Will Froth Survive The Fray?
There is an economic law that states “no matter how hot an industry may be at a given moment, only a handful of players from that industry survives over the long term.” Why? They were not prepared, like Amazon, Cisco, Oracle and very few others were, to stand the test of time.
Stock watchers say that the rise of these social media companies do not constitute a bubble, but “froth”. They are generating revenue and have a higher chance of continuance after the initial "honeymoon" phase. Groupon has announced its intentions of going public, so has Zynga and HomeAway. But right now an IPO really is not required to gain investment funds. In an article I wrote about the IPO plans of Zynga, Zynga Shoots for IPO, the availability of investment money for social media network is plentiful. The caliber of their business plans and internet advertising revenue dollars make them attractive to investors.

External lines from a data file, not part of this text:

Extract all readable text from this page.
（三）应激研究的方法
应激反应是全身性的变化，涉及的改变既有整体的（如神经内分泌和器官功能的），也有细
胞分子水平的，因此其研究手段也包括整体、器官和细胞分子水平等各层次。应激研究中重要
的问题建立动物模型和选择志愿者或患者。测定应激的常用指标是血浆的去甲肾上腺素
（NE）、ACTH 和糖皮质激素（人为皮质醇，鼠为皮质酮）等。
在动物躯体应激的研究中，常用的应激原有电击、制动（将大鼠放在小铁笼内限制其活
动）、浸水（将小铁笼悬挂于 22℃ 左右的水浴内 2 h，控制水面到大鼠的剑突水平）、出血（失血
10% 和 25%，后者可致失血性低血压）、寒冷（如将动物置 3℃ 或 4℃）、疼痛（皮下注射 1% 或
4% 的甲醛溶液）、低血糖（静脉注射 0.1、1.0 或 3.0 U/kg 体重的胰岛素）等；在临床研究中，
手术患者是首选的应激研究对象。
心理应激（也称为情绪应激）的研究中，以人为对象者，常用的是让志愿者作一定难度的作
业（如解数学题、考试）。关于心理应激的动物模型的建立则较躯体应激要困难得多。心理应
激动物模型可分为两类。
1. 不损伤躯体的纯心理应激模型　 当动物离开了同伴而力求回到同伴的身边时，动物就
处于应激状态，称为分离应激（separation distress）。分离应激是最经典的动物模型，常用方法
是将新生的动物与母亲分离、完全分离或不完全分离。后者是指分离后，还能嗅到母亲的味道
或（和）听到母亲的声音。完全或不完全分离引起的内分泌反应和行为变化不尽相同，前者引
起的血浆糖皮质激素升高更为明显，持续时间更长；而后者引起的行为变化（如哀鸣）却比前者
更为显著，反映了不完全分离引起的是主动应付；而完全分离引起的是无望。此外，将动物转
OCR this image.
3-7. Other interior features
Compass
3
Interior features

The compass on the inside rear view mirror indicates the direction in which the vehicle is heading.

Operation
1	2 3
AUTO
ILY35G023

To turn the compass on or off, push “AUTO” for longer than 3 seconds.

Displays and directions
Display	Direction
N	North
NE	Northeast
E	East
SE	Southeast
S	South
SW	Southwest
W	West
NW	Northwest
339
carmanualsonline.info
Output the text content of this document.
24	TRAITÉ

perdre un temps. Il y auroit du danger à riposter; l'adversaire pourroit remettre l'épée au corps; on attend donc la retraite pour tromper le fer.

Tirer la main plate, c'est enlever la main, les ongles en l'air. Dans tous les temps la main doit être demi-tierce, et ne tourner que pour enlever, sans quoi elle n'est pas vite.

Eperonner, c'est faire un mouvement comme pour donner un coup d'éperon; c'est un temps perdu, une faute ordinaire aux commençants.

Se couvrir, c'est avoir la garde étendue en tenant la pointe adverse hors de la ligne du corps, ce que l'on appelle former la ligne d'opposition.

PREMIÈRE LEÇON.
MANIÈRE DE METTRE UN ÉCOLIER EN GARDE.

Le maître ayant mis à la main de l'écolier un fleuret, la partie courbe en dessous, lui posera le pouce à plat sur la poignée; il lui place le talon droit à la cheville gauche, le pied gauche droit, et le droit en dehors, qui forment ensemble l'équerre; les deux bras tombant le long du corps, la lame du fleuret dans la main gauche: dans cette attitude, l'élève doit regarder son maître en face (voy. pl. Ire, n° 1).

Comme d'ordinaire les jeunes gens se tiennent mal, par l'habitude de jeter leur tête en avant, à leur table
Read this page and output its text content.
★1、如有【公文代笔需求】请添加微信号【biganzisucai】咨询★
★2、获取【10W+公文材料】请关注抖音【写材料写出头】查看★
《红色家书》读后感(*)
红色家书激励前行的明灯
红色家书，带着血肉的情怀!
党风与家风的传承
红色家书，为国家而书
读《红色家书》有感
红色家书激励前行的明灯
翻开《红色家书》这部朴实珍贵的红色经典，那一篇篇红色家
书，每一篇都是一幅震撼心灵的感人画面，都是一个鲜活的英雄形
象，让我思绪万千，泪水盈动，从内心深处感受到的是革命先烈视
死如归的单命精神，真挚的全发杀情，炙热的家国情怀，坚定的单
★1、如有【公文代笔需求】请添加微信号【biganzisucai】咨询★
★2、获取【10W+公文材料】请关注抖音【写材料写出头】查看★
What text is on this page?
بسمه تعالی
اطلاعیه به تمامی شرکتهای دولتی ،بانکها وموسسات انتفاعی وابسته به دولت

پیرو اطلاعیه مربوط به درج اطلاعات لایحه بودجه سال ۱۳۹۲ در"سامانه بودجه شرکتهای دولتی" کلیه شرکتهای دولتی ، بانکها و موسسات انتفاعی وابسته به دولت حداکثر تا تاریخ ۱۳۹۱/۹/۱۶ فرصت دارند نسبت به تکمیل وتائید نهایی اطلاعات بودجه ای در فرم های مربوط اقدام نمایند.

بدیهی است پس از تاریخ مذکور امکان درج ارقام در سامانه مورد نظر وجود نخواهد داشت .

LinkedIn created roughly $250 million in 2010 from three revenue sources: subscriptions to premium user accounts; employer job postings; and ads targeting its user base. After closing the books on 2010, LinkedIn reported $3.6 million in actual earnings, down from the previous year. That is not bad for a start-up, but shouldn’t a company that is supposed to be worth $8 billion be earning a bit more?
Other social network companies are doing better because they appeal to a wider audience. Facebook and Twitter have mass social appeal. They can add more widely used products, including business applications that would make them viable against LinkedIn. Advertising dollars are going to seek placement with networks maintaining the largest audience appeal, or the "biggest bang for the buck."